Legacy 13 – L’Obscurité Dévorante
La nuit s’était abattue sur Valgor comme un linceul funèbre, étouffant les derniers feux vacillants d’une cité en agonie. L’air portait l’odeur acre de la chair brûlée et du sang séché. Les rues, autrefois animées par les cris des marchands et les rires des enfants, n’étaient plus qu’un champ de ruines, parcouru par des ombres mouvantes.
Les Dévoreurs étaient venus.
Des créatures cauchemardesques, nées du néant et de la faim insatiable, s’étaient abattues sur Valgor avec la fureur d’une tempête infernale. Les Noviens n’avaient eu aucune chance. Déjà fragilisés par les conflits avec les Eldoriens, ils avaient été balayés dans un massacre silencieux, sans héros pour les défendre, sans dieux pour les venger.
Sur les remparts éventrés, Valhoryn Kaëdrak contemplait l’enfer. Seul.
Son armure était fendue, son glaive émoussé, mais son regard restait inflexible. Il n’y avait plus rien à défendre ici. Les derniers survivants de son peuple avaient été avalés par les ténèbres. Seul lui persistait, ultime vestige d’une lignée brisée.
Derrière lui, les pas lourds de Thaldris, le commandant de Valgor, résonnèrent sur les dalles fissurées.

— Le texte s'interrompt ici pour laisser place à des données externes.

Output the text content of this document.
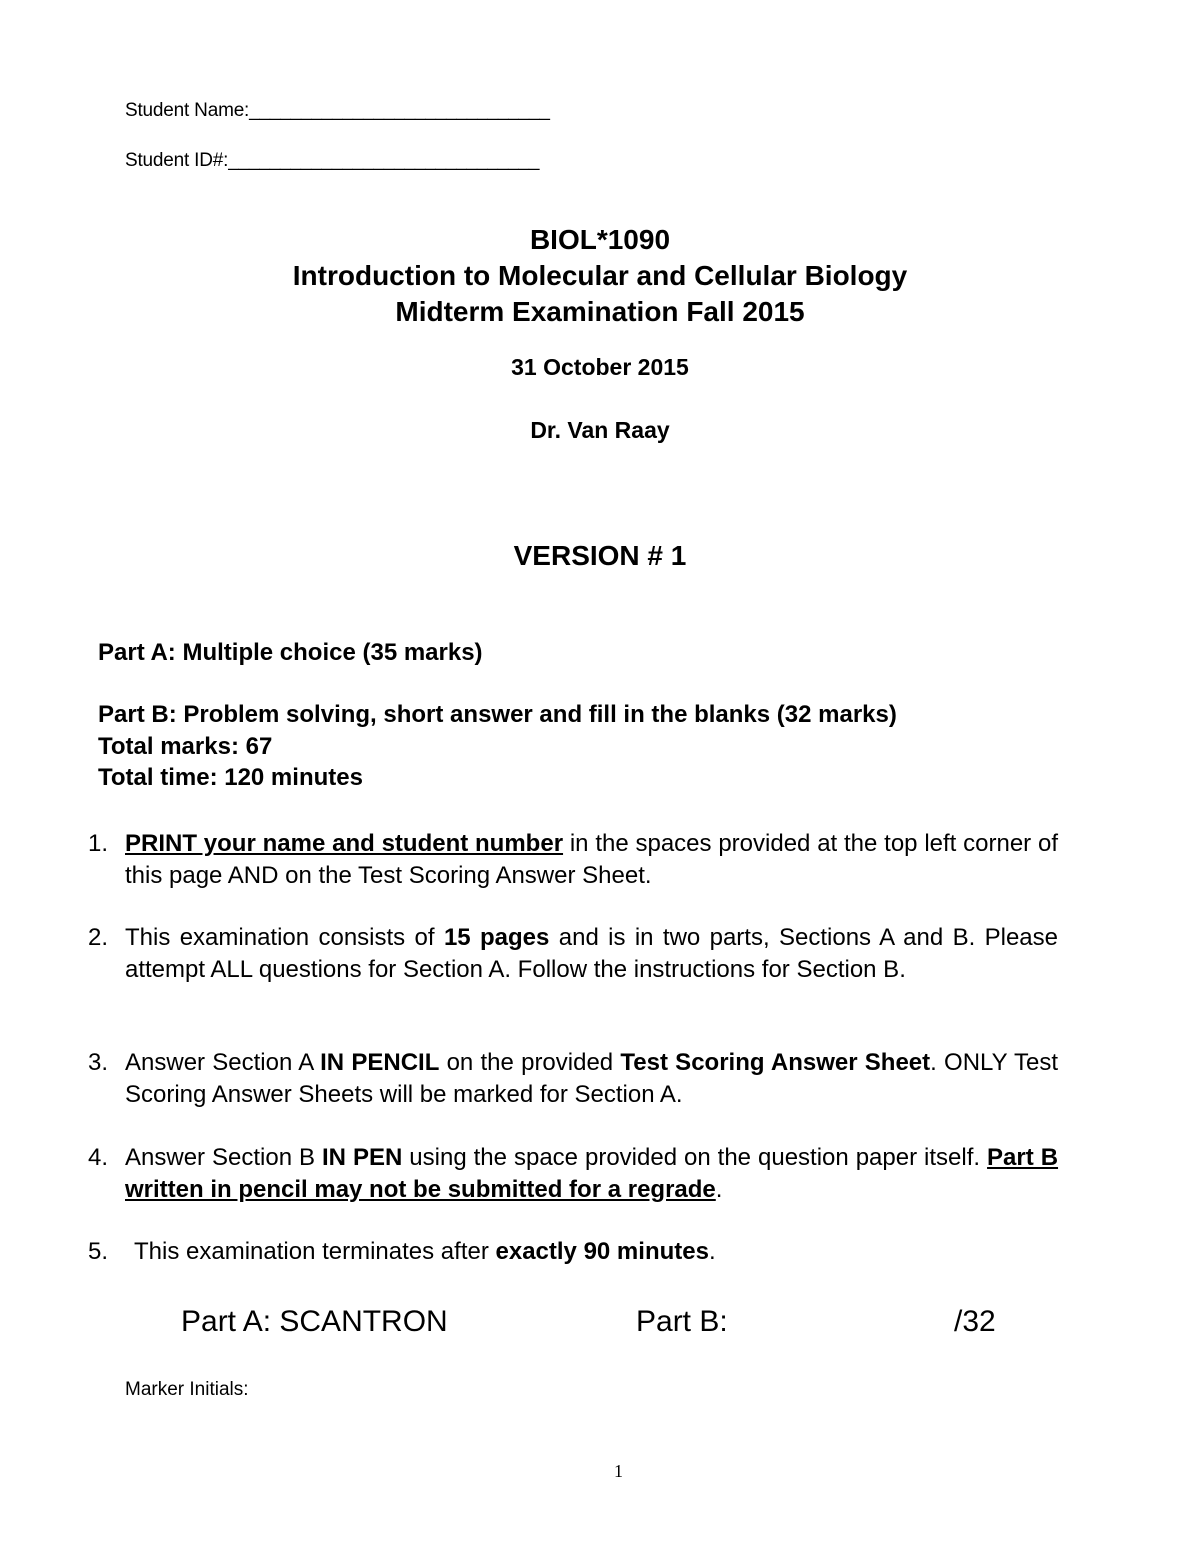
Student Name:_____________________________
Student ID#:______________________________
BIOL*1090
Introduction to Molecular and Cellular Biology
Midterm Examination Fall 2015
31 October 2015
Dr. Van Raay
VERSION # 1
Part A: Multiple choice (35 marks)
Part B: Problem solving, short answer and fill in the blanks (32 marks)
Total marks: 67
Total time: 120 minutes
1. PRINT your name and student number in the spaces provided at the top left corner of this page AND on the Test Scoring Answer Sheet.
2. This examination consists of 15 pages and is in two parts, Sections A and B. Please attempt ALL questions for Section A. Follow the instructions for Section B.
3. Answer Section A IN PENCIL on the provided Test Scoring Answer Sheet. ONLY Test Scoring Answer Sheets will be marked for Section A.
4. Answer Section B IN PEN using the space provided on the question paper itself. Part B written in pencil may not be submitted for a regrade.
5.	This examination terminates after exactly 90 minutes.
Part A: SCANTRON	Part B:	/32
Marker Initials:
1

— Ne reste pas ici, Valhoryn.
Le Novien ne répondit pas immédiatement. Ses yeux d’azur, assombris par la douleur, fixaient l’horizon dévasté.
— Valgor est morte, Thaldris.
Le commandant ne nia pas. Il savait. Désormais, Valgor n’était plus qu’un bastion eldorien, un théâtre de luttes politiques où les cendres des Noviens ne seraient qu’un souvenir gênant.
— Elvas t’attend, reprit Thaldris. Le roi Aethel aura besoin de guerriers comme toi. Quitte cet endroit avant que les ombres ne t’avalent, toi aussi.
Un long silence s’étira. Puis Valhoryn hocha la tête, le regard dur.
— Je pars.
D’un dernier regard vers les ruines de ce qui avait été son peuple, il tourna les talons, laissant Valgor à ses fantômes.
Le voyage jusqu’à Elvas fut marqué par des cieux tourmentés. Shibaya déclinait, et l’ombre d’un hiver précoce s’abattait sur les terres du Waryaume.
Mais ce n’était pas la saison qui pesait sur le monde.
Quelque chose de plus ancien, de plus puissant, approchait.
Ce fut au cœur des plaines de Karazorn que le premier présage apparut. Une fissure dans le ciel. Un hurlement venu d’un autre âge. Un souffle ardent embrasant l’horizon.
Lorsque Valhoryn arriva à Elvas, la cité était en état d’alerte.
Sur les remparts d’or et d’ivoire, Aethel et Zahraya observaient l’aube sanglante. Les messagers affluaient des quatre coins du royaume. Tous portaient la même rumeur, murmurée comme une prière interdite.
— Un dragon.
Nul ne savait d’où il venait, ni pourquoi il s’éveillait à l'aube d'Argone. Ces majestueuses créatures appartiennent à Irkay, peut être qu'une guerre entre les dieux en était la cause... Mais une seule chose était certaine : cette créature légendaire, planait sur Shael'Thor.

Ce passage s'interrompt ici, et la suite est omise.